7.3 For California Residents (CCPA)
If you are a California resident, you have the right to:
- Know what personal information we collect and how we use it
- Access your personal information
- Delete your personal information
- Non-Discrimination: We will not discriminate against you for exercising your rights
Categories of personal information collected in the past 12 months:
- Identifiers (name, email, IP address, account name)
- Commercial information (purchase history, subscription details)
- Internet activity (browsing history, interactions with our Service)
- Geolocation data (derived from IP address)
We do not sell personal information. We do not share personal information for cross-context behavioral advertising.
To submit a request, email hello@zori.bio with "California Privacy Request" in the subject line. You may also designate an authorized agent to submit requests on your behalf.
8. Cookies and Tracking Technologies
8.1 Types of Cookies We Use
| Cookie Type | Purpose | Duration |
|---|---|---|
| Essential | Required for Service functionality (login, security) | Session |
| Analytics | Understanding usage patterns and improving the Service | Up to 2 years |
| Preferences | Remembering your settings and choices | Up to 1 year |
8.2 Your Cookie Choices
For EU/UK users: We display a cookie consent banner. You can manage your preferences or withdraw consent at any time through the cookie settings link in our footer.
For all users: You can control cookies through your browser settings:
- Chrome: Settings > Privacy and Security > Cookies
- Firefox: Settings > Privacy & Security > Cookies
- Safari: Preferences > Privacy > Cookies
- Edge: Settings > Privacy > Cookies
Do Not Track: We currently do not respond to browser "Do Not Track" signals, but we honor Global Privacy Control (GPC) signals where required by law.
8.3 Analytics
We use analytics services to understand how users interact with our Service. These services may collect information about your device, browser, and usage patterns. You can opt-out of analytics through your cookie preferences or by using browser extensions like Privacy Badger or uBlock Origin.
9. Security
We implement appropriate technical and organizational measures to protect your personal information, including:
- Encryption of data in transit (TLS/SSL)
- Secure password hashing
- Access controls and authentication
- Regular security assessments
- Employee training on data protection
However, no method of transmission or storage is 100% secure. We cannot guarantee absolute security of your data.
10. Children's Privacy
Zori.bio is not intended for users under 18 years of age. We do not knowingly collect personal information from anyone under 18. If we become aware that we have collected data from a user under 18, we will delete that information immediately. If you believe a minor has provided us with personal information, please contact us at hello@zori.bio.
11. Third-Party Links
Your Zori.bio page may contain links to third-party websites and services. This Privacy Policy does not apply to those third-party services. We encourage you to review the privacy policies of any third-party services you visit.

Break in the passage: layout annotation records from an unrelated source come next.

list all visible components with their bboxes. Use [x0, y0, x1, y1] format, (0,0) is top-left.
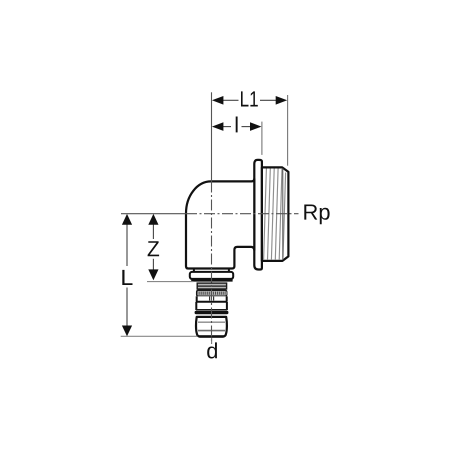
label Z [148, 241, 160, 256]
band below window [196, 302, 227, 310]
label Rp [304, 205, 329, 225]
thread hatch lines [264, 169, 286, 260]
press collar [190, 272, 233, 279]
elbow body outline [186, 179, 254, 269]
white band with window [196, 296, 228, 302]
label l [236, 117, 238, 133]
extension line Z bottom [147, 281, 194, 283]
centerline stub below fitting [211, 338, 213, 344]
extension line L bottom [121, 335, 198, 337]
o-ring (black bar) [195, 311, 229, 314]
vertical centerline (dash-dot) [211, 182, 213, 344]
arrow Z top [148, 214, 158, 225]
barb gray line 1 [198, 321, 225, 323]
arrow l right [250, 122, 262, 131]
arrow L1 left [212, 96, 224, 105]
dimension line l [223, 126, 252, 128]
arrow L bottom [122, 326, 132, 337]
arrow Z bottom [148, 269, 158, 280]
label d [207, 342, 217, 358]
arrow L top [122, 214, 132, 225]
grip ridge block [197, 283, 226, 289]
label L1 [241, 91, 258, 106]
extension line left vertical (L1/l) [211, 92, 213, 181]
horizontal centerline (dash-dot) [186, 213, 299, 215]
dimension line L [126, 224, 128, 326]
thread cylinder with chamfered end [262, 167, 289, 261]
chamfer inner edge line [282, 168, 284, 260]
neck below body [194, 269, 229, 273]
dimension line Z [152, 224, 154, 270]
barb bottom edge [200, 335, 224, 337]
arrow L1 right [276, 96, 288, 105]
bottom barb section [196, 317, 227, 337]
collar washer line [191, 280, 232, 282]
barb gray line 2 [198, 330, 225, 332]
arrow l left [212, 122, 224, 131]
extension line l right [261, 122, 263, 155]
extension line Z/L top [121, 213, 186, 215]
knurled indicator band [197, 290, 227, 296]
dimension line L1 [223, 99, 278, 101]
flange (collar disc of threaded connection) [254, 160, 262, 270]
extension line L1 right [287, 95, 289, 166]
label L [122, 270, 132, 285]
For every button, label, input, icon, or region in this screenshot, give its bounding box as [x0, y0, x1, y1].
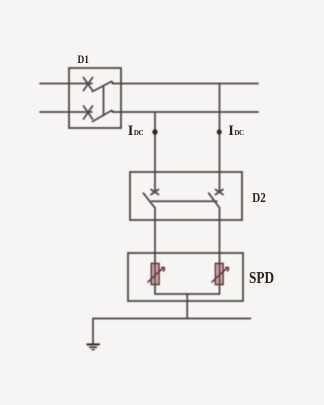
wire L2 right segment — [113, 111, 259, 113]
D2 switch1 bottom lead — [154, 208, 156, 264]
SPD output lead — [186, 294, 188, 319]
earth stub — [92, 319, 94, 344]
D2 switch1 contact x — [151, 190, 159, 195]
wire L1 left segment — [40, 83, 92, 85]
D2 switch2 top lead — [219, 172, 221, 191]
breaker D1 box — [69, 68, 121, 128]
varistor MOV2 diagonal — [212, 267, 229, 282]
svg-text:D2: D2 — [252, 190, 266, 205]
varistor MOV2 body — [215, 264, 223, 285]
varistor MOV1 lead — [154, 264, 156, 295]
breaker D1 pole1 contact X — [84, 78, 93, 91]
vertical drop from L2 — [154, 112, 156, 172]
breaker D1 pole2 contact X — [84, 106, 93, 119]
D2 linkage bar — [152, 200, 217, 202]
svg-text:D1: D1 — [78, 54, 90, 66]
D2 switch2 bottom lead — [219, 208, 221, 264]
wire L1 right segment — [113, 83, 259, 85]
D2 switch2 blade — [209, 193, 220, 207]
SPD box — [128, 253, 243, 301]
ground symbol — [87, 344, 99, 349]
varistor MOV1 diagonal — [148, 267, 165, 282]
varistor MOV1 body — [151, 264, 159, 285]
wire L2 left segment — [40, 111, 92, 113]
D2 switch2 contact x — [216, 190, 224, 195]
svg-text:SPD: SPD — [249, 268, 274, 287]
D2 switch1 blade — [143, 193, 154, 207]
breaker D1 pole1 blade — [93, 82, 114, 92]
varistor MOV2 lead — [219, 264, 221, 295]
junction dot left Idc — [152, 129, 157, 134]
breaker D1 linkage — [103, 87, 105, 116]
vertical drop from L1 — [219, 84, 221, 173]
D2 switch1 top lead — [154, 172, 156, 191]
junction dot right Idc — [217, 130, 222, 135]
earth conductor — [93, 318, 251, 320]
D2 box — [130, 172, 242, 220]
SPD common bar — [155, 293, 220, 295]
breaker D1 pole2 blade — [93, 111, 114, 122]
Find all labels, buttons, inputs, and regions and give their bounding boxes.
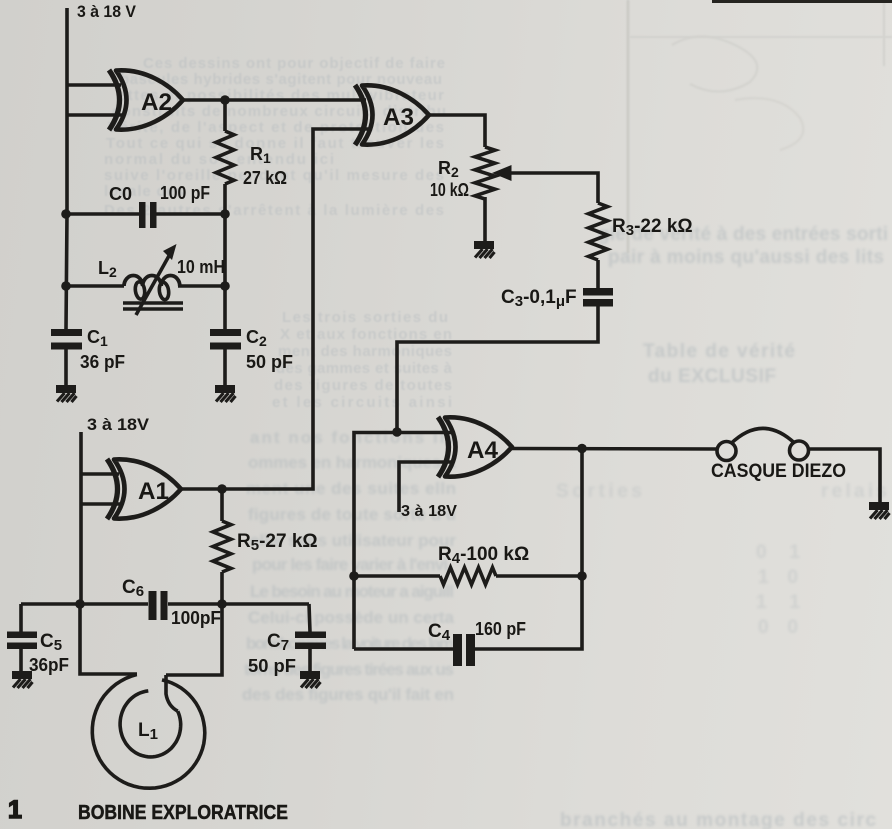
R2 wiper arrow [508, 173, 598, 203]
svg-text:Celui-ci possède un certa: Celui-ci possède un certa [248, 608, 455, 627]
wire A2 lower input stub [67, 113, 123, 117]
svg-text:R5-27 kΩ: R5-27 kΩ [237, 531, 318, 554]
xor gate A2 [109, 70, 183, 130]
capacitor C5 [7, 632, 37, 650]
svg-text:1 1: 1 1 [756, 592, 800, 613]
svg-text:C2: C2 [246, 327, 267, 349]
svg-text:CASQUE DIEZO: CASQUE DIEZO [711, 461, 846, 482]
wire A3 lower input from A1 output [181, 129, 369, 489]
svg-text:100pF: 100pF [171, 608, 221, 628]
wire R5 bottom lead [220, 572, 224, 604]
node R4 left junction [349, 571, 359, 581]
wire left supply rail [66, 8, 67, 329]
svg-text:R4-100 kΩ: R4-100 kΩ [438, 544, 529, 567]
node C0 left junction [61, 209, 71, 219]
piezo headset CASQUE DIEZO [717, 428, 809, 460]
wire A1 lower input stub [81, 502, 121, 506]
capacitor C2 [210, 329, 241, 350]
ground under C7 [300, 671, 321, 688]
node C6 left junction [75, 599, 85, 609]
svg-text:A2: A2 [141, 89, 172, 116]
node A4 upper input junction [392, 427, 402, 437]
node C6 right junction [217, 599, 227, 609]
node R4 right junction [577, 571, 587, 581]
svg-text:C6: C6 [122, 577, 144, 600]
svg-text:A3: A3 [383, 104, 414, 131]
capacitor C0 [139, 202, 157, 228]
node C0 right junction [220, 209, 230, 219]
capacitor C3 [583, 288, 613, 307]
svg-text:1 0: 1 0 [758, 567, 798, 588]
ground under C2 [215, 385, 236, 402]
svg-text:10 mH: 10 mH [177, 257, 225, 277]
svg-text:Ces dessins ont pour objectif: Ces dessins ont pour objectif de faire [143, 55, 445, 72]
svg-text:R2: R2 [438, 158, 459, 180]
svg-text:L2: L2 [98, 258, 117, 280]
wire C7 branch [309, 604, 310, 671]
ground right [869, 502, 890, 519]
svg-text:C3-0,1μF: C3-0,1μF [501, 287, 577, 310]
wire R3 bottom to C3 [596, 260, 600, 290]
wire A2 upper input stub [67, 83, 121, 87]
wire C5 branch [19, 604, 23, 671]
svg-text:36 pF: 36 pF [80, 352, 125, 372]
svg-text:pour les faire varier à l'envi: pour les faire varier à l'envi. [252, 555, 452, 574]
svg-text:C0: C0 [109, 184, 132, 204]
wire A4 lower input stub to supply [399, 462, 452, 512]
resistor R2 potentiometer [475, 147, 495, 199]
svg-text:et les circuits ainsi: et les circuits ainsi [272, 394, 452, 411]
resistor R5 [213, 521, 231, 572]
inductor L2 [124, 276, 180, 301]
capacitor C1 [51, 329, 82, 350]
wire C2 bottom [223, 350, 227, 386]
svg-text:36pF: 36pF [29, 655, 69, 675]
node A2 output junction [220, 95, 230, 105]
svg-text:Sorties: Sorties [556, 481, 642, 502]
svg-text:BOBINE EXPLORATRICE: BOBINE EXPLORATRICE [78, 802, 288, 824]
svg-text:Le besoin au moteur a aiguill: Le besoin au moteur a aiguill [250, 582, 454, 601]
L2 core lines [123, 303, 183, 309]
capacitor C6 [149, 591, 168, 620]
svg-text:Table de vérité: Table de vérité [643, 341, 795, 362]
xor gate A1 [107, 459, 181, 519]
ground under C5 [12, 671, 33, 688]
svg-text:27 kΩ: 27 kΩ [243, 168, 287, 188]
node A4 output junction [577, 444, 587, 454]
svg-text:des figures de toutes: des figures de toutes [274, 377, 452, 394]
svg-text:3 à 18 V: 3 à 18 V [77, 2, 137, 21]
svg-text:A1: A1 [138, 478, 169, 505]
L2 adjust arrow [136, 254, 170, 315]
svg-text:C1: C1 [87, 327, 108, 349]
svg-text:des des figures qu'il fait en: des des figures qu'il fait en [242, 685, 454, 704]
wire R1 top lead [223, 100, 227, 131]
svg-text:C5: C5 [40, 631, 62, 654]
svg-text:L1: L1 [138, 720, 158, 743]
svg-text:0 1: 0 1 [756, 542, 800, 563]
wire A1 supply rail [79, 432, 83, 604]
wire A2 output to A3 input [183, 98, 366, 102]
svg-text:pair à moins qu'aussi des lits: pair à moins qu'aussi des lits [608, 247, 884, 268]
svg-text:1: 1 [8, 796, 22, 824]
wire A4 output to piezo [512, 447, 717, 451]
svg-text:Les trois sorties du: Les trois sorties du [282, 309, 448, 326]
wire C1 bottom [64, 350, 68, 386]
xor gate A3 [355, 85, 429, 145]
wire L1 left lead [80, 604, 137, 674]
node L2 left junction [61, 281, 71, 291]
wire C4 row [354, 448, 582, 649]
svg-text:50 pF: 50 pF [246, 352, 293, 372]
resistor R3 [589, 203, 608, 260]
faint table lines top right [628, 0, 892, 253]
wire piezo to ground [809, 449, 881, 502]
node A1 output junction [217, 484, 227, 494]
capacitor C4 [453, 634, 475, 666]
svg-text:3 à 18V: 3 à 18V [87, 415, 150, 434]
node L2 right junction [220, 281, 230, 291]
svg-text:branchés au montage des circ: branchés au montage des circ [560, 810, 876, 829]
wire A1 upper input stub [81, 472, 119, 476]
wire C0 row [66, 212, 225, 216]
svg-text:des gammes et suites à: des gammes et suites à [276, 360, 453, 377]
wire R1 bottom to C2 top [223, 184, 227, 329]
wire L2 row [66, 284, 225, 288]
svg-text:50 pF: 50 pF [248, 656, 296, 676]
wire A3 output to R2 [429, 115, 485, 147]
top dark page edge line [712, 0, 892, 3]
wire R2 bottom to ground [483, 197, 487, 241]
svg-text:relais: relais [821, 481, 887, 502]
svg-text:R3-22 kΩ: R3-22 kΩ [612, 216, 693, 239]
ground under R2 [474, 241, 495, 258]
svg-text:10 kΩ: 10 kΩ [430, 180, 469, 200]
capacitor C7 [295, 632, 326, 650]
svg-text:ment des harmoniques: ment des harmoniques [278, 343, 452, 360]
wire C6 row [21, 602, 309, 606]
svg-text:du EXCLUSIF: du EXCLUSIF [648, 366, 776, 387]
wire C3 bottom to A4 upper input [397, 307, 598, 433]
svg-text:0 0: 0 0 [758, 617, 798, 638]
wire A4 upper input [354, 433, 452, 650]
svg-text:A4: A4 [467, 437, 499, 464]
svg-text:3 à 18V: 3 à 18V [401, 503, 457, 520]
wire R4 row [354, 574, 582, 578]
svg-text:100 pF: 100 pF [160, 183, 210, 203]
xor gate A4 [438, 417, 512, 477]
wire R5 top lead [220, 489, 224, 521]
svg-text:160 pF: 160 pF [475, 619, 526, 639]
resistor R4 [440, 568, 496, 585]
resistor R1 [216, 131, 234, 184]
ground under C1 [56, 385, 77, 402]
inductor L1 spiral [92, 675, 205, 789]
wire L1 right lead [166, 604, 222, 675]
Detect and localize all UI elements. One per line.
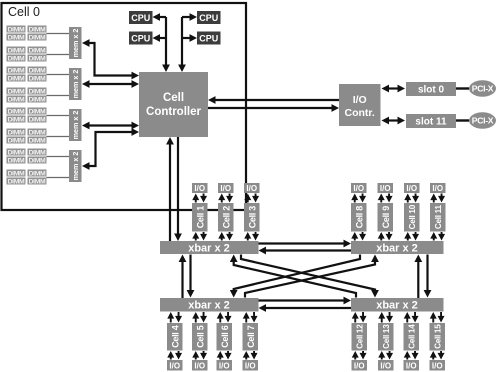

12. Data Breach Notification
In the event of a data breach that poses a high risk to your rights and freedoms, we will:
- Notify affected users without undue delay (within 72 hours where feasible)
- Notify relevant supervisory authorities as required by law
- Provide details about the breach and steps we are taking
13. Changes to This Privacy Policy
We may update this Privacy Policy from time to time. We will notify you of material changes by:
- Posting the updated policy on our website
- Updating the "Effective Date" at the top
- Sending an email notification for significant changes
Your continued use of the Service after changes take effect constitutes acceptance of the updated policy.
14. Contact Us
For questions, concerns, or requests regarding this Privacy Policy or your personal data, please contact us:
Zori.bio - Data Protection Inquiries
Slobodskyi Oleksandr Mykolayovych
Kerchenska 118, Odesa, 65069, Ukraine
Email: hello@zori.bio
For EU/UK residents: If you are not satisfied with our response, you have the right to lodge a complaint with your local data protection supervisory authority.